In South Africa, I would venture that this also happened in other intermediate sectors, like auditing and consulting. Between 1981 and 2006, our service sector increased by 42%. Finance may have benefited from deregulation, but the tightening of accounting standards and other types of well-intentioned regulation to safeguard businesses from fraudulent practices meant that these highly concentrated industries had a captured market for their services. High prices – and Sandton office towers – followed.
But, as DeLong and Cohen aptly summarise, ‘nobody eats the advice of M&A strategists’ (or the audits of accountants, or the powerpoints of consultants).
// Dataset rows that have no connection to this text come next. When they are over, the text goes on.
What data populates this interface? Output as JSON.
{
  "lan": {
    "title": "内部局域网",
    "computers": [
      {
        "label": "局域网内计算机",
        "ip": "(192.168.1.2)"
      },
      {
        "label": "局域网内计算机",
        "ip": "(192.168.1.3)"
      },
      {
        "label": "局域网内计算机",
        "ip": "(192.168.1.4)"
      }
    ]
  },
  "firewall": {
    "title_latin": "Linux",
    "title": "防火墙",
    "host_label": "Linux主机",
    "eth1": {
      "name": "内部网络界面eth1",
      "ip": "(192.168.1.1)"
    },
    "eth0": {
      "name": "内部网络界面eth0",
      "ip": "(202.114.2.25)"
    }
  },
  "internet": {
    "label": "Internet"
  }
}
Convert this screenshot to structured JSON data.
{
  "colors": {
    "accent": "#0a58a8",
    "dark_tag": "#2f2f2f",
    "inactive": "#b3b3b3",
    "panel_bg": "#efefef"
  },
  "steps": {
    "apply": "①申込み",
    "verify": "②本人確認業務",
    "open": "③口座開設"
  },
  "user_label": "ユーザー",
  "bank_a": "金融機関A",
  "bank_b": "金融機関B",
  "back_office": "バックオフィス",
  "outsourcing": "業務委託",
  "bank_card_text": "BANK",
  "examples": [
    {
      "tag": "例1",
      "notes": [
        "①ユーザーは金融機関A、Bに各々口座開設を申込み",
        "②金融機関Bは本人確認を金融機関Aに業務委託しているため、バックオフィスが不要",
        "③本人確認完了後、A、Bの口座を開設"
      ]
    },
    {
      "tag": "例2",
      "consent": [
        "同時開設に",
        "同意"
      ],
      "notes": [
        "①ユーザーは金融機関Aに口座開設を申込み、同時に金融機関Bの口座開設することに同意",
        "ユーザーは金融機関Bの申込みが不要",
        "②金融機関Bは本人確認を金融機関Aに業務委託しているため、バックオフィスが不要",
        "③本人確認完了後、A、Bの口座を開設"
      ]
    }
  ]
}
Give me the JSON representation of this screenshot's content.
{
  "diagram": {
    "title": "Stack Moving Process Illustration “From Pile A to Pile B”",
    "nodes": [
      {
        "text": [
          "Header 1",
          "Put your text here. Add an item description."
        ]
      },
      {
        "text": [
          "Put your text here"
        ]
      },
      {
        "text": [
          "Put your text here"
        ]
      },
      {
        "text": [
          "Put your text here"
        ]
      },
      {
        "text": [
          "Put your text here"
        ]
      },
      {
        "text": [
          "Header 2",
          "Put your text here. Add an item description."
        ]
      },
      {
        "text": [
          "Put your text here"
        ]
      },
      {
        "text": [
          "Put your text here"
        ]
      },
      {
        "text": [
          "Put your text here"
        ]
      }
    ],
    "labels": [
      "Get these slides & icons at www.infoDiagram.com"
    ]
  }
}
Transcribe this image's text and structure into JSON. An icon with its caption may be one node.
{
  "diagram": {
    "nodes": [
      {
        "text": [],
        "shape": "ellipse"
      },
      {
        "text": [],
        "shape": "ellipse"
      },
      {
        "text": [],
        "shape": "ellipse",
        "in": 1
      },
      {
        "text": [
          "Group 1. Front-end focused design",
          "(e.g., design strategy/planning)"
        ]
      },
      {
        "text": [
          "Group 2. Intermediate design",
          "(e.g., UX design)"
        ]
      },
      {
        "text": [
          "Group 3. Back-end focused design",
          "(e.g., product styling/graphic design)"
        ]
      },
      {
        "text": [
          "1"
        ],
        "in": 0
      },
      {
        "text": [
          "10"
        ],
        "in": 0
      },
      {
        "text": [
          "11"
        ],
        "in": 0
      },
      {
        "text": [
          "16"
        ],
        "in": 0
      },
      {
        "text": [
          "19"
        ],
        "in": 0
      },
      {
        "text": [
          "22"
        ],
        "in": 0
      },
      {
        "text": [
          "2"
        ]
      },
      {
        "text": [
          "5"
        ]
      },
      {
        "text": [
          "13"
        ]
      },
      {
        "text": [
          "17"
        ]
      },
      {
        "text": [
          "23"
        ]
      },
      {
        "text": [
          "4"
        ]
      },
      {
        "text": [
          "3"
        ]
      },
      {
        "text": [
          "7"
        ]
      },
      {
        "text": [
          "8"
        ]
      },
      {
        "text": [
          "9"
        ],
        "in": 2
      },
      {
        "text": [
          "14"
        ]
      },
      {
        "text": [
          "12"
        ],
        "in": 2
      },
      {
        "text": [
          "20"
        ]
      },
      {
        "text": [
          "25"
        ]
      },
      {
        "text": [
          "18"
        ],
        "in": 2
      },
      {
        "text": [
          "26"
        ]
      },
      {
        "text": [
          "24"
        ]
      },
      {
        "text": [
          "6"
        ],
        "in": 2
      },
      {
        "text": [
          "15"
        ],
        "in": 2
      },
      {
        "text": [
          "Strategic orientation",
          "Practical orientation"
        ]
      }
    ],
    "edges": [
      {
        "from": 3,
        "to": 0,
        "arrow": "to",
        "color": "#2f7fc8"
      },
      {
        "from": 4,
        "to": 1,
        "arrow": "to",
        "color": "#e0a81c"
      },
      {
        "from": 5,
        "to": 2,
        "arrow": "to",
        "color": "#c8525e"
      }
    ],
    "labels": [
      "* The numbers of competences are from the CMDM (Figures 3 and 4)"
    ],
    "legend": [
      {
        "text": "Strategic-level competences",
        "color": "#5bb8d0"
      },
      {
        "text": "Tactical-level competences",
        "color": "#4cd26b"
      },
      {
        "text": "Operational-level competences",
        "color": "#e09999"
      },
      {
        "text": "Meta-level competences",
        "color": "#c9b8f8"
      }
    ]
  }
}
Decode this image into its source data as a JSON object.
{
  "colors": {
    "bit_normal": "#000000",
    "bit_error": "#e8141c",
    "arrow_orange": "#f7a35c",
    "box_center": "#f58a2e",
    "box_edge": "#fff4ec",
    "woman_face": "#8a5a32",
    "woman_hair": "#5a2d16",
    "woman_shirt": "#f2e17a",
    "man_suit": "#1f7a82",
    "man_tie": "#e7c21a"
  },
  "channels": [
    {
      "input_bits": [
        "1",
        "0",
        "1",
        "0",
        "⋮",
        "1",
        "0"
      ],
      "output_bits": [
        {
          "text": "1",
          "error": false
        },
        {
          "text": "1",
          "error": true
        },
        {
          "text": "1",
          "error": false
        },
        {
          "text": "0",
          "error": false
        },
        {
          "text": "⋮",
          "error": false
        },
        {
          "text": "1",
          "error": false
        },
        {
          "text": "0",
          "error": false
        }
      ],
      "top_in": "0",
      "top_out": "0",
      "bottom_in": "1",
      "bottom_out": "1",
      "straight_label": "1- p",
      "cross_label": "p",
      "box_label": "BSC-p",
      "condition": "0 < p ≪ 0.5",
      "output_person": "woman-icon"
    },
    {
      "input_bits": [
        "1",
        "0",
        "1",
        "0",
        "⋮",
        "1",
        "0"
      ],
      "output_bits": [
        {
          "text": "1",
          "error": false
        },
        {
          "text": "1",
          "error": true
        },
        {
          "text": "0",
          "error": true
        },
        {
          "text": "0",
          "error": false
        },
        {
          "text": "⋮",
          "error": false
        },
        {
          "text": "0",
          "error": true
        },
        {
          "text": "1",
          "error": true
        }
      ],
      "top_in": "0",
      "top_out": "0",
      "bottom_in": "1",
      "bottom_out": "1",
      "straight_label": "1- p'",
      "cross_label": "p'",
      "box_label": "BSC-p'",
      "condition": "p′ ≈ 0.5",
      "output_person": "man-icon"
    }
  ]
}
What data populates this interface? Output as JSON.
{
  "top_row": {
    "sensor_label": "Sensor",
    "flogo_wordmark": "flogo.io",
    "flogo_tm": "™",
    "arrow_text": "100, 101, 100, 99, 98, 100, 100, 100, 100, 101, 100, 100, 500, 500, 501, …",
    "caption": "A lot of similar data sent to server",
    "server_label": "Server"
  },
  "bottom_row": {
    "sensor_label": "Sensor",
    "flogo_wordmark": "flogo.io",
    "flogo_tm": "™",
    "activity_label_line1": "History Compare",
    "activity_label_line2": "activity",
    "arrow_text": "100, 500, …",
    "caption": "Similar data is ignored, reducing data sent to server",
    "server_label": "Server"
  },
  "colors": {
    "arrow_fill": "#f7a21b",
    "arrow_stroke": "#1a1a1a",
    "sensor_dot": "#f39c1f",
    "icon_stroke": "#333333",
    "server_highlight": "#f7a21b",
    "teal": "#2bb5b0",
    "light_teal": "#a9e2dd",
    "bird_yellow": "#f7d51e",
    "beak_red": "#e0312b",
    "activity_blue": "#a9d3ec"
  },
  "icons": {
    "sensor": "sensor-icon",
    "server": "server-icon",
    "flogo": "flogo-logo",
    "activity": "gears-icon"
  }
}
Our large intermediate services sector means that we have fewer innovative firms that can produce products and services to sell to a global audience. Our best minds should be developing new genetically-modified crops or mobile apps, not more complex financial instruments.
How we fix this is a more difficult question. It is unlikely that change will come from within these firms; in fact, expect lobbying for more rules and higher standards which require bigger teams of experts selling better advice. Why kill the goose that lays the golden eggs? A concerted effort by government is instead necessary to reduce the demand for and market power of these intermediate services firms. Reducing excessive bureaucratic red tape can help with the former. Competition policy can help with the latter.
Perhaps the emphasis should instead be on growing other sectors, specifically manufacturing. But what regulators should realise is that, unlike fancy office towers, bigger is not always better when it comes to finance and other intermediate service industries.